On observing the number plate, I could see why, as its prefix showed it to be over 15 years old, i.e. with a totally obsolete design of engine and fuel system. Others I have seen even older, up to almost 20 years of age. Isn’t this the real problem causing air pollution, not the private motorist with his car’s modern computer controlled fuel system plus catalytic converter and particulate filter exhaust.
By nature of usage, and of course their high initial cost public service vehicles have a long life. Will Theresa May’s plans to combat air pollution to be published soon ban these older highly polluting machines, or as ever just persecute the private motorist as the easiest target for both revenues and political expediency. She asks for our votes but as a diesel only driver since 1987 this may not be the way to get them.
Celebrating Nurses’ Day
Glenn Turp, Regional Director, RCN Yorkshire and the Humber
Across Yorkshire and the Humber, nursing staff are preparing to celebrate a day very close to our hearts.

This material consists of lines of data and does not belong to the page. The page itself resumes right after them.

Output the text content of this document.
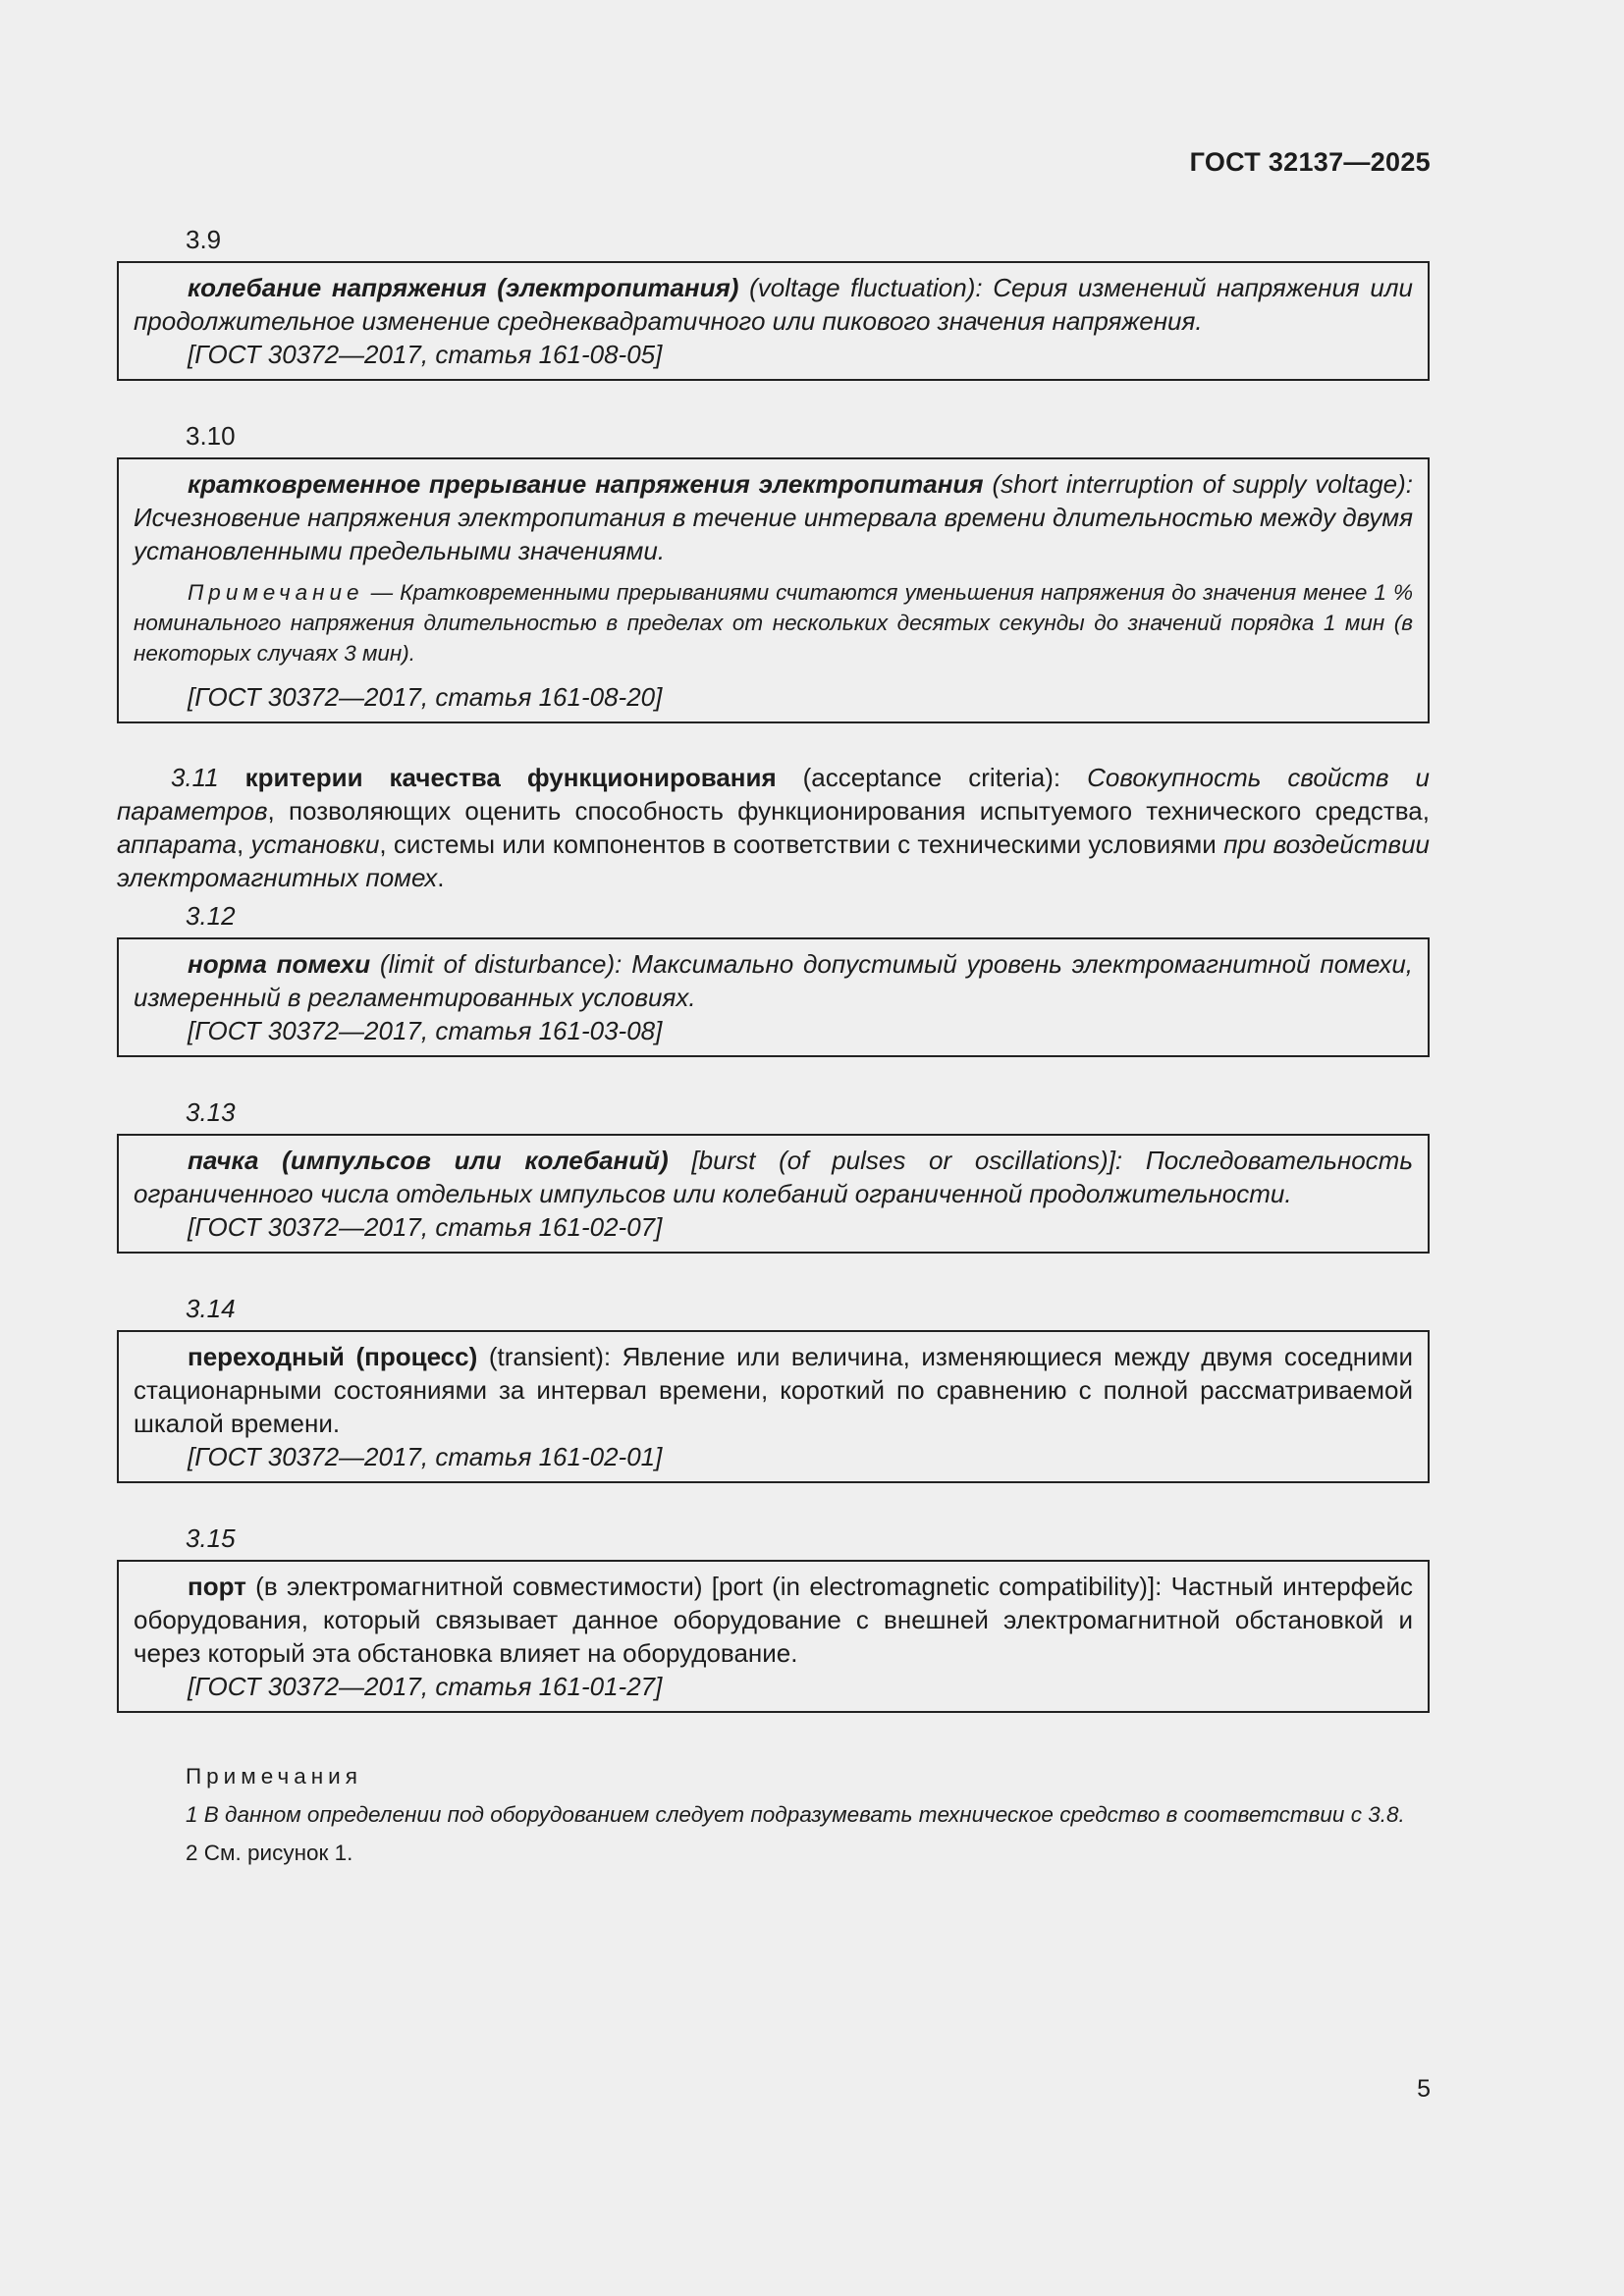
ГОСТ 32137—2025
3.9

колебание напряжения (электропитания) (voltage fluctuation): Серия изменений напряжения или продолжительное изменение среднеквадратичного или пикового значения напряжения.

[ГОСТ 30372—2017, статья 161-08-05]

3.10

кратковременное прерывание напряжения электропитания (short interruption of supply voltage): Исчезновение напряжения электропитания в течение интервала времени длительностью между двумя установленными предельными значениями.

Примечание — Кратковременными прерываниями считаются уменьшения напряжения до значения менее 1 % номинального напряжения длительностью в пределах от нескольких десятых секунды до значений порядка 1 мин (в некоторых случаях 3 мин).

[ГОСТ 30372—2017, статья 161-08-20]

3.11 критерии качества функционирования (acceptance criteria): Совокупность свойств и параметров, позволяющих оценить способность функционирования испытуемого технического средства, аппарата, установки, системы или компонентов в соответствии с техническими условиями при воздействии электромагнитных помех.

3.12

норма помехи (limit of disturbance): Максимально допустимый уровень электромагнитной помехи, измеренный в регламентированных условиях.

[ГОСТ 30372—2017, статья 161-03-08]

3.13

пачка (импульсов или колебаний) [burst (of pulses or oscillations)]: Последовательность ограниченного числа отдельных импульсов или колебаний ограниченной продолжительности.

[ГОСТ 30372—2017, статья 161-02-07]

3.14

переходный (процесс) (transient): Явление или величина, изменяющиеся между двумя соседними стационарными состояниями за интервал времени, короткий по сравнению с полной рассматриваемой шкалой времени.

[ГОСТ 30372—2017, статья 161-02-01]

3.15

порт (в электромагнитной совместимости) [port (in electromagnetic compatibility)]: Частный интерфейс оборудования, который связывает данное оборудование с внешней электромагнитной обстановкой и через который эта обстановка влияет на оборудование.

[ГОСТ 30372—2017, статья 161-01-27]

Примечания

1 В данном определении под оборудованием следует подразумевать техническое средство в соответствии с 3.8.

2 См. рисунок 1.

5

Nurses’ Day is marked around the world each year on 12 May – the anniversary of Florence Nightingale’s birth. It is a time when we come together to celebrate the work that nurses and healthcare assistants do every day of the year, a hard-working army of thousands going above and beyond for their patients.
Some nurses will use the day to have a tea party, run a conference or exhibition, or simply take a short time-out from their busy schedule for lunch – something a lot of people take for granted, but which for nursing staff can be a luxury.
This year, the Royal College of Nursing is celebrating nursing staff for the superheroes they are. Your readers can help by telling your stories of how nurses and healthcare assistants have been your heroes. If you’re on Facebook or Twitter please use the hashtag #nurseheroes and tag us @RCNYorksHumber.
Our members greatly appreciate the support they receive from the public, which keeps them going during their busy shifts and the tough times. Our nursing staff will do their best to continue to be your heroes.